Ao terminar City of Light e, consequentemente, a primeira temporada da nova série da Telltale, é que eles voaram muito alto com o Homem-Morcego e agora a capa do herói está falhando, e ele está em queda livre. Com uma segunda temporada pelo caminho, a empresa tem chances de sobra de consertar os tropeços que cometeram em City of Light e tentar criar novos episódios que mantenham a boa consistência que a série possuía até o momento.
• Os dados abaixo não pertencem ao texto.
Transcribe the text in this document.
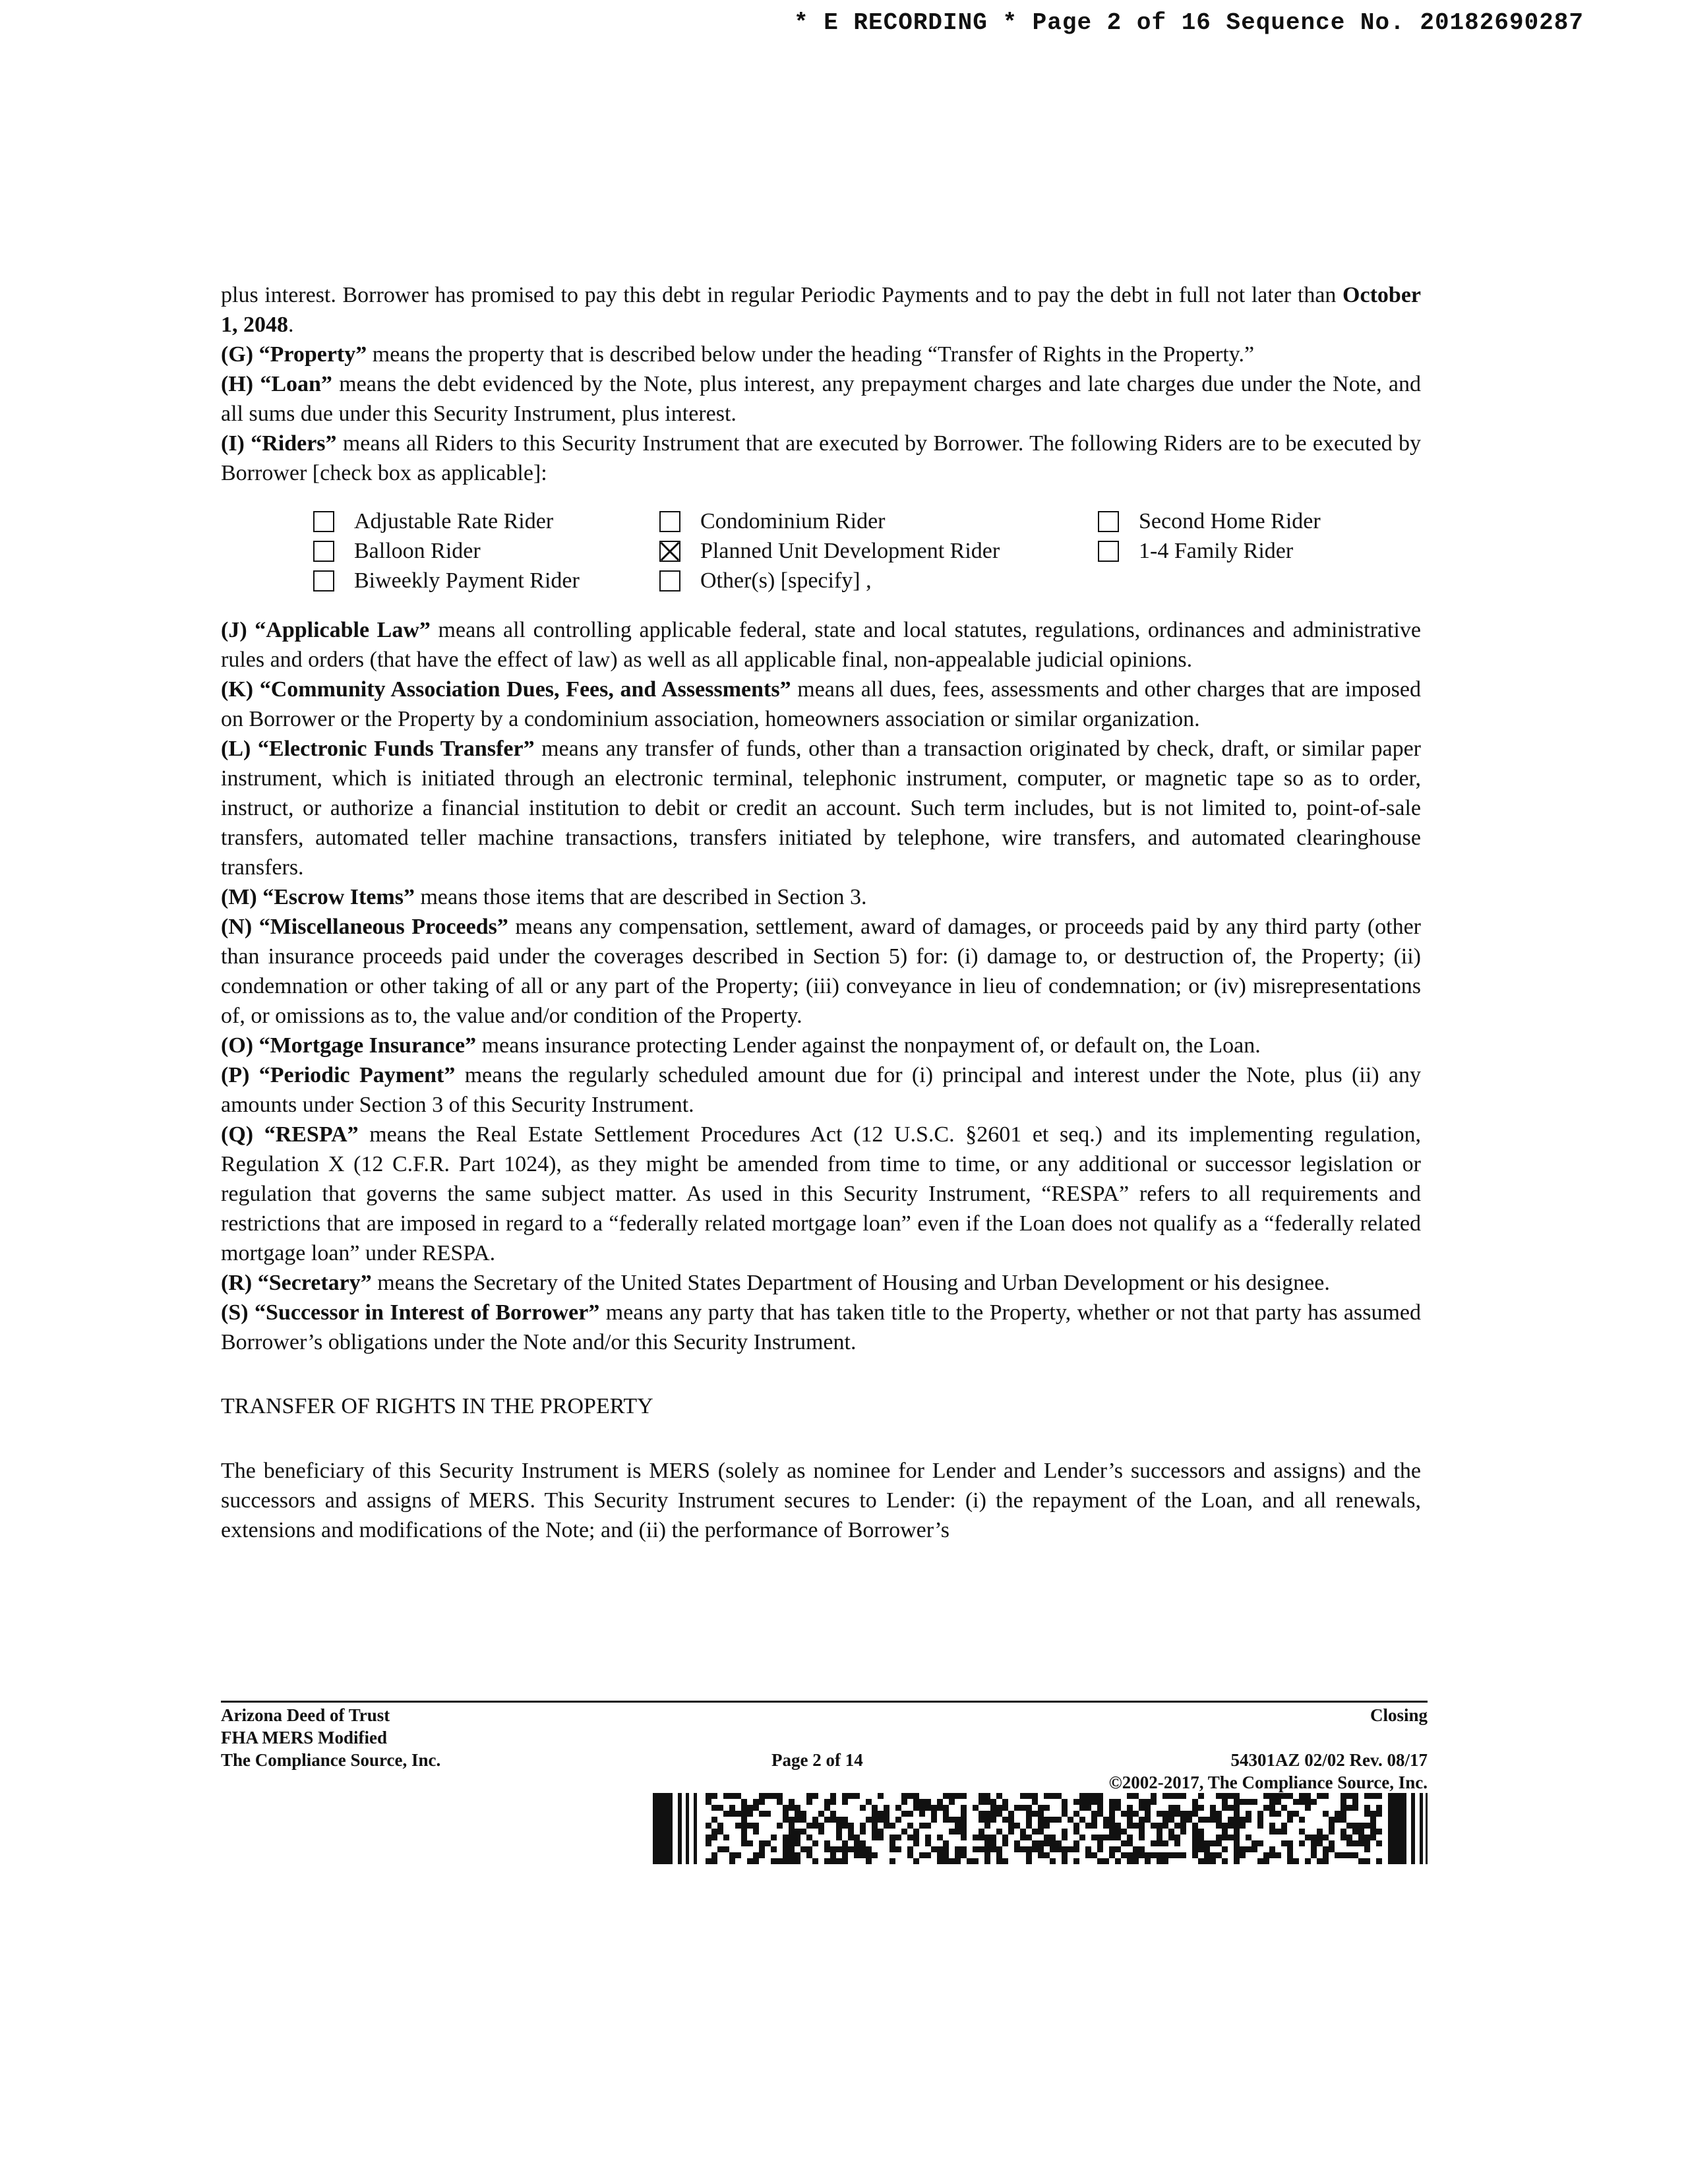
* E RECORDING * Page 2 of 16 Sequence No. 20182690287

plus interest. Borrower has promised to pay this debt in regular Periodic Payments and to pay the debt in full not later than October 1, 2048.

(G) “Property” means the property that is described below under the heading “Transfer of Rights in the Property.”

(H) “Loan” means the debt evidenced by the Note, plus interest, any prepayment charges and late charges due under the Note, and all sums due under this Security Instrument, plus interest.

(I) “Riders” means all Riders to this Security Instrument that are executed by Borrower. The following Riders are to be executed by Borrower [check box as applicable]:

Adjustable Rate Rider	Condominium Rider	Second Home Rider
Balloon Rider	Planned Unit Development Rider	1-4 Family Rider
Biweekly Payment Rider	Other(s) [specify] ,

(J) “Applicable Law” means all controlling applicable federal, state and local statutes, regulations, ordinances and administrative rules and orders (that have the effect of law) as well as all applicable final, non-appealable judicial opinions.

(K) “Community Association Dues, Fees, and Assessments” means all dues, fees, assessments and other charges that are imposed on Borrower or the Property by a condominium association, homeowners association or similar organization.

(L) “Electronic Funds Transfer” means any transfer of funds, other than a transaction originated by check, draft, or similar paper instrument, which is initiated through an electronic terminal, telephonic instrument, computer, or magnetic tape so as to order, instruct, or authorize a financial institution to debit or credit an account. Such term includes, but is not limited to, point-of-sale transfers, automated teller machine transactions, transfers initiated by telephone, wire transfers, and automated clearinghouse transfers.

(M) “Escrow Items” means those items that are described in Section 3.

(N) “Miscellaneous Proceeds” means any compensation, settlement, award of damages, or proceeds paid by any third party (other than insurance proceeds paid under the coverages described in Section 5) for: (i) damage to, or destruction of, the Property; (ii) condemnation or other taking of all or any part of the Property; (iii) conveyance in lieu of condemnation; or (iv) misrepresentations of, or omissions as to, the value and/or condition of the Property.

(O) “Mortgage Insurance” means insurance protecting Lender against the nonpayment of, or default on, the Loan.

(P) “Periodic Payment” means the regularly scheduled amount due for (i) principal and interest under the Note, plus (ii) any amounts under Section 3 of this Security Instrument.

(Q) “RESPA” means the Real Estate Settlement Procedures Act (12 U.S.C. §2601 et seq.) and its implementing regulation, Regulation X (12 C.F.R. Part 1024), as they might be amended from time to time, or any additional or successor legislation or regulation that governs the same subject matter. As used in this Security Instrument, “RESPA” refers to all requirements and restrictions that are imposed in regard to a “federally related mortgage loan” even if the Loan does not qualify as a “federally related mortgage loan” under RESPA.

(R) “Secretary” means the Secretary of the United States Department of Housing and Urban Development or his designee.

(S) “Successor in Interest of Borrower” means any party that has taken title to the Property, whether or not that party has assumed Borrower’s obligations under the Note and/or this Security Instrument.

TRANSFER OF RIGHTS IN THE PROPERTY

The beneficiary of this Security Instrument is MERS (solely as nominee for Lender and Lender’s successors and assigns) and the successors and assigns of MERS. This Security Instrument secures to Lender: (i) the repayment of the Loan, and all renewals, extensions and modifications of the Note; and (ii) the performance of Borrower’s

Arizona Deed of Trust
FHA MERS Modified
The Compliance Source, Inc.	Page 2 of 14
Closing
54301AZ 02/02 Rev. 08/17
©2002-2017, The Compliance Source, Inc.
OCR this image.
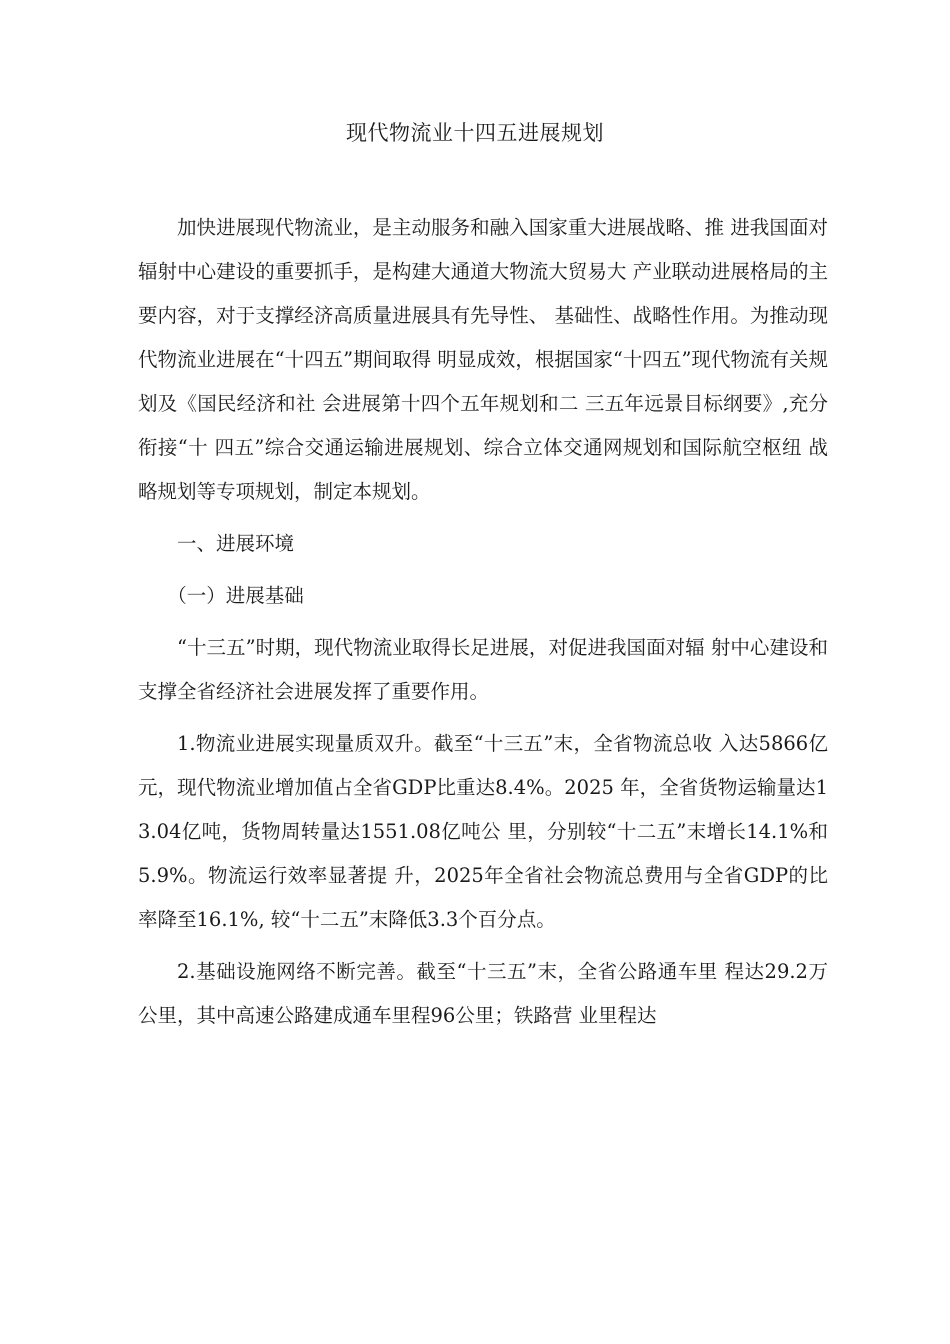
现代物流业十四五进展规划

加快进展现代物流业，是主动服务和融入国家重大进展战略、推 进我国面对辐射中心建设的重要抓手，是构建大通道大物流大贸易大 产业联动进展格局的主要内容，对于支撑经济高质量进展具有先导性、 基础性、战略性作用。为推动现代物流业进展在“十四五”期间取得 明显成效，根据国家“十四五”现代物流有关规划及《国民经济和社 会进展第十四个五年规划和二 三五年远景目标纲要》,充分衔接“十 四五”综合交通运输进展规划、综合立体交通网规划和国际航空枢纽 战略规划等专项规划，制定本规划。

一、进展环境

（一）进展基础

“十三五”时期，现代物流业取得长足进展，对促进我国面对辐 射中心建设和支撑全省经济社会进展发挥了重要作用。

1.物流业进展实现量质双升。截至“十三五”末，全省物流总收 入达5866亿元，现代物流业增加值占全省GDP比重达8.4%。2025 年，全省货物运输量达13.04亿吨，货物周转量达1551.08亿吨公 里，分别较“十二五”末增长14.1%和5.9%。物流运行效率显著提 升，2025年全省社会物流总费用与全省GDP的比率降至16.1%, 较“十二五”末降低3.3个百分点。

2.基础设施网络不断完善。截至“十三五”末，全省公路通车里 程达29.2万公里，其中高速公路建成通车里程96公里；铁路营 业里程达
Com tantas reviravoltas e desenvolvimentos interessantes de personagens, é triste ver que, no final, eles permaneceram em uma situação clichê que parecia não agregar nada de novo ao conto do Cavaleiro das Trevas.
A história do Homem-Morcego, pelos olhos da Telltale, ainda tem esperanças?

Prós

  • Boas sequências de luta.

Contras

  • Final clichê e com muitas perguntas;
  • Alguns personagens não se desenvolveram bem;
  • Bugs e travamentos excessivos.
Batman (A Telltale Series): Episódio 5: City of Light — PC/PS4/XBO — Nota: 6.0
Versão utilizada para análise: PS4

Revisão: Vitor Tibério
Luís Antônio Costa é graudado em Ciência da Computação pela UFRGS. Apaixonado por games desde que ganhou seu primeiro Master System e conheceu Sonic, também é amante da ciência e um devorador de livros. Além do GameBlast, também faz alguns textos para o Medium e pode ser encontrado no Facebook e Twitter.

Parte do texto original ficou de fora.